Gender is the set of psychological characteristics which are broadly associated with biological sex. Gender consists of three interlinked components: identity, role, and presentation.
Civil Rights Definitions: Prejudice, Discrimination, Bigotry, and -Isms
Prejudice is the act of evaluating another person based on outside information instead of strictly on the basis of their own behavior, performance, and qualifications. The most common form of prejudice is to make assumptions about a person based on stereotypes and generalizations about the demographic group(s) they appear to be a member of. Prejudice is not necessarily unfavorable to the person being judged, but it is always a negative influence on society because it is an irrational behavior.
Discrimination is the act of making a decision on the basis of prejudice. Discrimination may be either individual or systemic: individual discrimination consists of knowingly making biased judgement calls on the basis of personal prejudice, whereas systemic discrimination consists of knowingly or unknowingly making biased judgement calls on the basis of ingrained cultural prejudice.

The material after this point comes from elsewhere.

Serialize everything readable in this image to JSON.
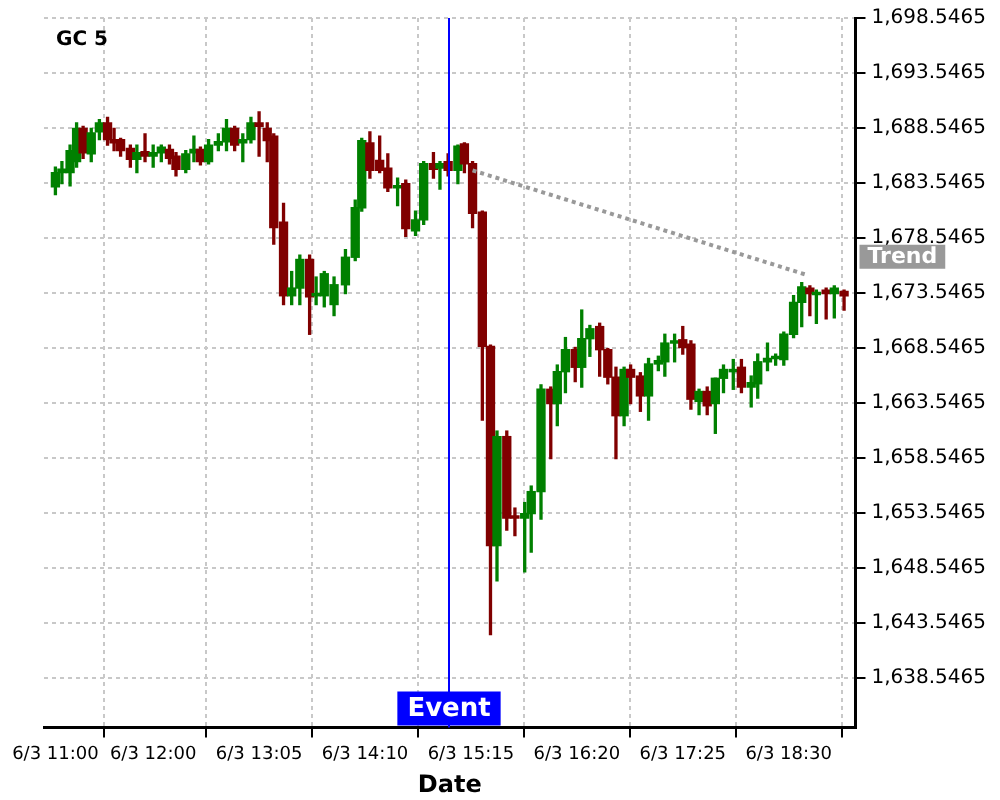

Bigotry is intense and implacable prejudice against a specific group or groups. Bigotry is almost invariably based on a conscious ideological belief that the target group(s) are innately inferior in some way and therefore deserve to be subjugated and dominated by one’s own group. Bigots will often concoct elaborate philosophical justifications and/or conspiracy theories in order to create a pseudo-rational basis for their opinions, and typically react with extreme violence to any disagreement.
-isms — racism, sexism, ableism, etc — are large scale patterns of prejudice and/or bigotry reinforced by systemic disparities in power and privilege. Because these systemic disparities are always for empowered groups and against disempowered groups, -isms are only experienced by individuals who are in a disempowered group. Although -isms may have negative effects on people in empowered groups, that is a mere side effect and completely different from being the actual target of an -ism.